The plaintiffs alleged that Capital One Bank (USA) NA and three debt collection agencies violated the TCPA, 47 U.S.C. § 227(b)(1)(A), by calling their mobile phones to collect credit card debts using an automatic telephone dialing system or an artificial or prerecorded voice without their prior express consent.

The parties reached a $75.5 million settlement agreement, which was preliminary approved in July 2014.

Notice of the settlement reached almost 16 million known class members, but only 1.38 million—7.87 percent of the estimated class—filed claims, according to the court.

After subtracting notice and administration costs ($5.09 million), class counsel's requested service awards for the five named plaintiffs ($25,000) and class counsel's requested fee award ($22.6 million), the value to class members is $47.7 million, the court said. That works out to $34.60 for each claimant.

Fees in Approved TCPA Class Settlements Since 2010
Recovery Range Mean Fee (%) Median Fee (%) Standard Deviation   # of Cases
Less than $345,000 31.2 31.5 3.1   8
$345,000 $510,000 33.1 33.3 2.8   7
$510,000 $1.1 Million 37.1 33.0 18.1   7
$1.1 million $1.6 million 29.4 33.3 6.3   7
$1.6 million $2.6 million 30.7 30.7 4.1   7
$2.6 million $4.6 million 26.1 33.0 10.2   7
$4.6 million $7.0 million 24.1 25.0 9.8   7
$7.0 million $9.8 million 25.8 25.0 4.6   7
$9.8 million $15.9 million 23.7 25.0 8.6   7
$15.9 million $39.9 million 17.2 17.7 4.8   8

When preliminary approval was granted, the defendants said the settlement was the largest cash sum in the 22-year history of the TCPA.

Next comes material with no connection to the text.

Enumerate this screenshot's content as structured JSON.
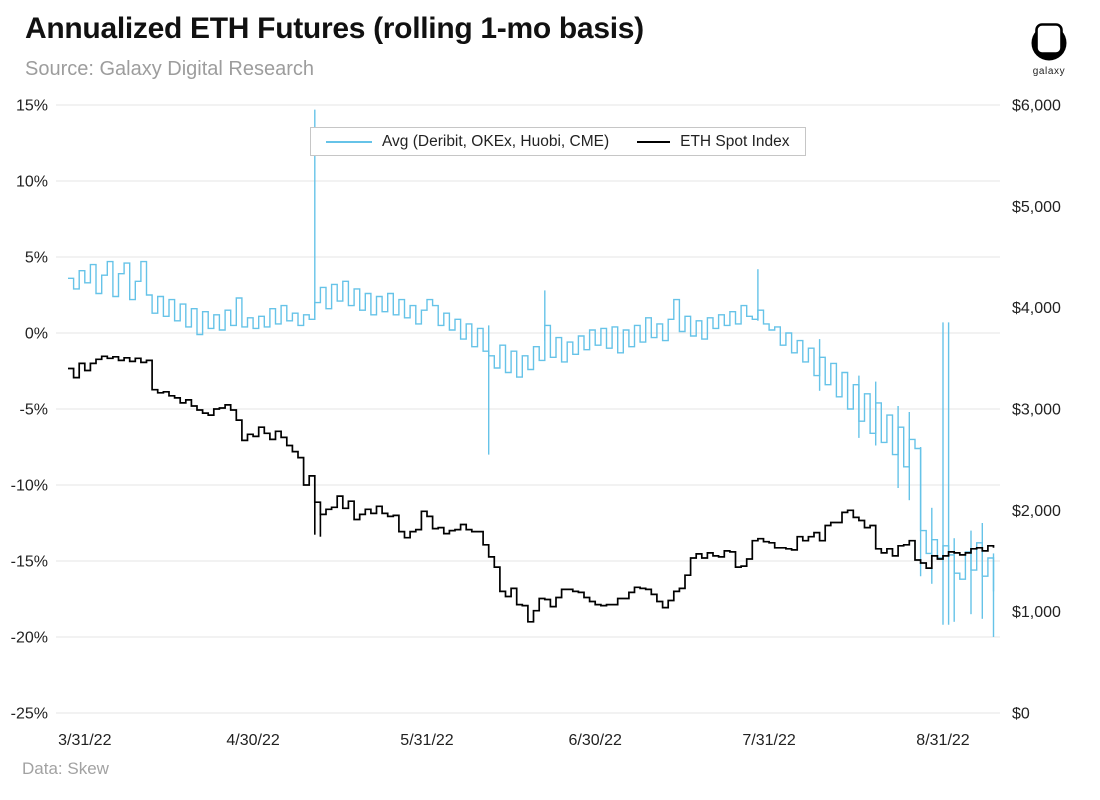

“That fact, though true, is slightly deceiving because the size of the settlement amount is attributable mainly to the large size of the class—17.5 million people,” the court noted. “The recovery per class member—excluding administrative costs, Named Plaintiff awards, and attorneys’ fees—is a relatively diminutive $2.72.”

The per-claimant recovery of $34.60 “falls within the range of recoveries in other TCPA actions,” the court said.

It concluded that the settlement was “fair, reasonable, and adequate” and therefore met the requirements of Fed. R. Civ. P. 23(e)(2).

Fee Percentage Too High

Class counsel requested a fee award of $22.6 million, which they said constituted 30 percent of the $75.5 million settlement fund.

But the court found that class counsel improperly included administrative and notice costs and the named plaintiff service awards when calculating their fee.

After subtracting these amounts, the court found that the total money to split among the class and counsel is just over $70 million. Counsel's requested fee was slightly above 32 percent of this new total, the court said.

After reviewing several empirical studies on attorneys' fee awards in TCPA and other class settlements, the court concluded that 32 percent exceeds the market rate. It then adjusted the fee percentage down to 20.77 percent, resulting in a fee award of $15.7 million.

The court determined that the money available as a result of its reduction to the requested fee should go to the class members, increasing each claimant's payment to at least $39.66.

Lieff Cabraser Heimann & Bernstein LLP and Meyer Wilson Co. represented the plaintiffs. Faegre Baker Daniels LLP and others represented the defendants.